Alors que la guerre fait rage en Ukraine et que les Européens s’engagent à aider le pays, le financement de la reconstruction devient une priorité. Alain Pilloux, vice-président de la Banque européenne pour la reconstruction et le développement (Berd), qui intervient dans 38 pays, détaille les urgences et dévoile les dispositifs qui doivent permettre de répondre aux difficultés actuelles.

RFI : L'économie ukrainienne s'est écroulée depuis un an. Qu'a fait la Berd pour l'aider ? 

Alain Pilloux : Nous avons injecté 1,7 milliard d'euros en Ukraine l'année dernière dans divers secteurs.

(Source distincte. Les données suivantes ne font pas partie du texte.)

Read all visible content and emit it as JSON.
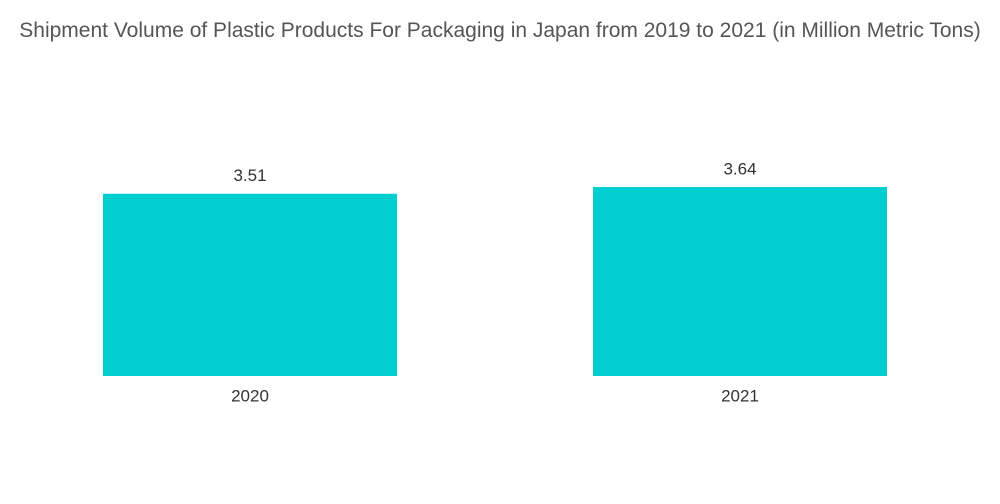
{
  "chart_data": {
    "type": "bar",
    "title": "Shipment Volume of Plastic Products For Packaging in Japan from 2019 to 2021 (in Million Metric Tons)",
    "categories": [
      "2020",
      "2021"
    ],
    "values": [
      3.51,
      3.64
    ],
    "color": "#00ced1"
  }
}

Premièrement pour assurer la continuité des services publics indispensables comme le gaz, l'électricité ou les chemins de fer, et pour maintenir à flot le secteur privé, notamment les secteurs qui sont exportateurs en Ukraine comme l'agroalimentaire. 

Quels sont aujourd’hui les besoins prioritaires ? 

Il y a d’abord un besoin de financement du déficit budgétaire qui cette année va atteindre à peu près 40 milliards de dollars. C’est sur un bon chemin, car le financement est maintenant devenu prévisible. Il est assuré essentiellement par l'Union européenne et par le G7, principalement les États-Unis, dans des proportions à peu près comparables. Il y a bien sûr des besoins urgents de réparation, de remplacement des infrastructures touchées par les bombardements.

L'énergie est prioritaire, notamment les infrastructures de transmission, les sous-stations, les infrastructures de haut voltage indispensables pour assurer l'approvisionnement en électricité, mais également l'accès au chauffage urbain, l'accès à l'eau. C'est absolument vital. Au-delà du secteur énergétique, il y a évidemment des besoins extrêmement importants et urgents dans les domaines du transport, des habitations, des infrastructures sociales.

Plus tard, peut-être, pas dans le court terme, il faudra s'occuper du déminage. La Banque mondiale a estimé que les besoins de déminage en Ukraine se chiffrent à plus de 70 milliards de dollars. C'est un besoin énorme. 35% du territoire ukrainien est miné actuellement.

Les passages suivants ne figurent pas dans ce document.